Slightly blinded, Draco steps out into the corridor, where the other students excitedly look around as well.
"Don't worry, the dementor is gone!" the new teacher calls out to them, still holding his wand. He is pale, wears a thin moustache and seems relatively young, despite the streaks of grey in his brown hair.
"Now get out of here, Malfoy," Jordan hisses, slamming the door. Draco raises his hand in a rude gesture before returning to his compartment.
By the time they arrive at Hogsmeade station in the evening, word has gotten around that the Dementor was looking for Sirius Black, the recently escaped Azkaban prisoner known for being a mass murderer.

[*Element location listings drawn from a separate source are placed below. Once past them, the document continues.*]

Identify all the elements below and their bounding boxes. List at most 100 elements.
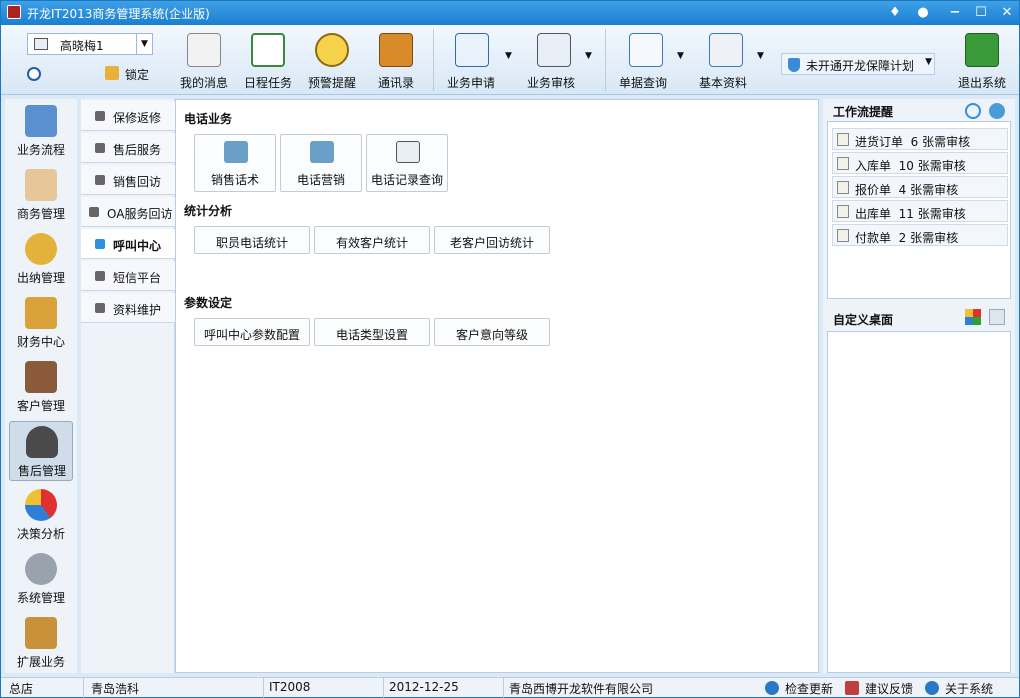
tool-label: 业务申请 — [446, 76, 495, 90]
protection-plan-select[interactable]: 未开通开龙保障计划 ▼ — [781, 53, 935, 75]
sales-script-button[interactable]: 销售话术 — [194, 134, 276, 192]
document-key-icon — [837, 133, 849, 146]
staff-call-stats-button[interactable]: 职员电话统计 — [194, 226, 310, 254]
shield-icon — [788, 58, 800, 72]
tool-label: 预警提醒 — [307, 76, 356, 90]
workflow-item[interactable]: 付款单 2 张需审核 — [832, 224, 1008, 246]
subnav-item-oa-followup[interactable]: OA服务回访 — [81, 197, 175, 227]
save-icon[interactable] — [989, 309, 1005, 325]
notebook-search-icon — [709, 33, 743, 67]
exit-button[interactable]: 退出系统 — [951, 31, 1013, 91]
business-review-button[interactable]: ▼ 业务审核 — [523, 31, 597, 91]
subnav-label: 资料维护 — [113, 303, 162, 317]
nav-label: 客户管理 — [16, 399, 65, 413]
nav-label: 商务管理 — [16, 207, 65, 221]
status-bar: 总店 青岛浩科 IT2008 2012-12-25 青岛西博开龙软件有限公司 检… — [1, 677, 1019, 698]
widgets-icon[interactable] — [965, 309, 981, 325]
nav-label: 业务流程 — [16, 143, 65, 157]
nav-label: 财务中心 — [16, 335, 65, 349]
minimize-button[interactable]: − — [945, 3, 965, 23]
subnav-item-warranty[interactable]: 保修返修 — [81, 101, 175, 131]
nav-item-extensions[interactable]: 扩展业务 — [9, 613, 73, 673]
workflow-item[interactable]: 入库单 10 张需审核 — [832, 152, 1008, 174]
feedback-link[interactable]: 建议反馈 — [865, 680, 913, 697]
tool-label: 单据查询 — [618, 76, 667, 90]
business-apply-button[interactable]: ▼ 业务申请 — [443, 31, 513, 91]
call-center-config-button[interactable]: 呼叫中心参数配置 — [194, 318, 310, 346]
subnav-item-sms[interactable]: 短信平台 — [81, 261, 175, 291]
maximize-button[interactable]: ☐ — [971, 3, 991, 23]
workflow-item[interactable]: 报价单 4 张需审核 — [832, 176, 1008, 198]
nav-item-finance[interactable]: 财务中心 — [9, 293, 73, 353]
chevron-down-icon[interactable]: ▼ — [925, 57, 932, 67]
headset-icon — [26, 426, 58, 458]
subnav-item-sales-followup[interactable]: 销售回访 — [81, 165, 175, 195]
bullet-icon — [89, 207, 99, 217]
workflow-item[interactable]: 出库单 11 张需审核 — [832, 200, 1008, 222]
close-button[interactable]: ✕ — [997, 3, 1017, 23]
section-title-phone: 电话业务 — [184, 112, 233, 126]
call-record-query-button[interactable]: 电话记录查询 — [366, 134, 448, 192]
chevron-down-icon[interactable]: ▼ — [757, 51, 764, 61]
document-query-button[interactable]: ▼ 单据查询 — [615, 31, 689, 91]
about-link[interactable]: 关于系统 — [945, 680, 993, 697]
title-bar: 开龙IT2013商务管理系统(企业版) ♦ ● − ☐ ✕ — [1, 1, 1019, 25]
address-book-icon — [379, 33, 413, 67]
workflow-item-label: 出库单 11 张需审核 — [855, 207, 966, 221]
chevron-down-icon[interactable]: ▼ — [585, 51, 592, 61]
subnav-label: 保修返修 — [113, 111, 162, 125]
status-vendor: 青岛西博开龙软件有限公司 — [509, 682, 654, 696]
subnav-item-call-center[interactable]: 呼叫中心 — [81, 229, 175, 259]
button-label: 销售话术 — [210, 173, 259, 187]
document-key-icon — [837, 205, 849, 218]
subnav-item-data-maintenance[interactable]: 资料维护 — [81, 293, 175, 323]
chevron-down-icon[interactable]: ▼ — [136, 34, 152, 54]
nav-label: 系统管理 — [16, 591, 65, 605]
check-update-link[interactable]: 检查更新 — [785, 680, 833, 697]
address-book-button[interactable]: 通讯录 — [369, 31, 423, 91]
clock-icon[interactable] — [27, 67, 41, 81]
nav-item-system[interactable]: 系统管理 — [9, 549, 73, 609]
nav-item-business-flow[interactable]: 业务流程 — [9, 101, 73, 161]
skin-icon[interactable]: ♦ — [885, 3, 905, 23]
tools-add-icon — [224, 141, 248, 163]
app-window: 开龙IT2013商务管理系统(企业版) ♦ ● − ☐ ✕ 高晓梅1 ▼ 锁定 … — [0, 0, 1020, 698]
chat-icon[interactable]: ● — [913, 3, 933, 23]
workflow-item-label: 付款单 2 张需审核 — [855, 231, 959, 245]
settings-icon[interactable] — [989, 103, 1005, 119]
nav-label: 出纳管理 — [16, 271, 65, 285]
basic-data-button[interactable]: ▼ 基本资料 — [695, 31, 769, 91]
chevron-down-icon[interactable]: ▼ — [677, 51, 684, 61]
exit-door-icon — [965, 33, 999, 67]
toolbar-separator — [433, 29, 434, 91]
section-divider — [248, 302, 812, 303]
tool-label: 我的消息 — [179, 76, 228, 90]
nav-item-cashier[interactable]: 出纳管理 — [9, 229, 73, 289]
customer-intent-level-button[interactable]: 客户意向等级 — [434, 318, 550, 346]
document-search-icon — [629, 33, 663, 67]
old-customer-followup-stats-button[interactable]: 老客户回访统计 — [434, 226, 550, 254]
nav-item-customers[interactable]: 客户管理 — [9, 357, 73, 417]
toolbar-separator — [605, 29, 606, 91]
phone-marketing-button[interactable]: 电话营销 — [280, 134, 362, 192]
nav-item-decision-analysis[interactable]: 决策分析 — [9, 485, 73, 545]
section-divider — [248, 118, 812, 119]
alerts-button[interactable]: 预警提醒 — [305, 31, 359, 91]
chevron-down-icon[interactable]: ▼ — [505, 51, 512, 61]
phone-type-settings-button[interactable]: 电话类型设置 — [314, 318, 430, 346]
lock-icon — [105, 66, 119, 80]
user-select[interactable]: 高晓梅1 ▼ — [27, 33, 153, 55]
nav-item-business-management[interactable]: 商务管理 — [9, 165, 73, 225]
subnav-item-after-sales-service[interactable]: 售后服务 — [81, 133, 175, 163]
schedule-tasks-button[interactable]: 日程任务 — [241, 31, 295, 91]
status-date: 2012-12-25 — [389, 680, 459, 694]
workflow-item[interactable]: 进货订单 6 张需审核 — [832, 128, 1008, 150]
button-label: 有效客户统计 — [335, 236, 408, 250]
my-messages-button[interactable]: 我的消息 — [177, 31, 231, 91]
valid-customer-stats-button[interactable]: 有效客户统计 — [314, 226, 430, 254]
plan-label: 未开通开龙保障计划 — [806, 59, 915, 73]
section-title-stats: 统计分析 — [184, 204, 233, 218]
nav-item-after-sales[interactable]: 售后管理 — [9, 421, 73, 481]
tool-label: 退出系统 — [957, 76, 1006, 90]
refresh-icon[interactable] — [965, 103, 981, 119]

Unlike Draco, his classmates know only half the story. They have no idea that Black was convicted of a crime he never committed. That it wasn't him, but a spy who betrayed the Potters to the Dark Lord and contributed to their assassination. Draco's father knows such things. And a lot more. However, that kind of knowledge could get him into tremendous trouble. He was considered one of the Dark Lord's most loyal followers, but was acquitted in court because he had been under the influence of the Imperius Curse all along. So the official version.
"Ew, Thestrals are so disgusting!" Pansy says, giving a wide berth to the creatures which pull the carriages to the castle from second year on. They're invisible to most people, so Draco knows only from drawings that Thestrals look like skeletal horses with white eyes, black bodies, and bat wings.
"They're quite morbid," Ted agrees as they get into the carriages one by one. Apart from Pansy, he's the only one in their class who can see the Thestrals.
"Morbid?" Crabbe sneers. "Swallowed a dictionary, huh?"
"No, Vincent, but not all of us have the vocabulary of a five-year-old."
"Would you keep your mouth shut and hurry up?" Draco interrupts, his stomach rumbling at the thought of the feast.
Blaise chuckles. "Hey, you know what Longbottom just told Finnigan?"
"He forgot to kiss his granny goodbye?" Goyle suggests.
"Wrong - Harry Potter fainted at the sight of the Dementor!"
Draco turns his head so suddenly that he gets a muscle cramp in the neck, but can't help grinning from one ear to the other. "Is that true?"
"Great, Blaise, now we get to listen to Potter jokes for three and a half days non-stop," Ted says, but Blaise shrugs. "It was just a matter of time, wasn't it?"
"Like I said, shut up." Draco smirks as they sit down in the carriage. "I have to practise a performance."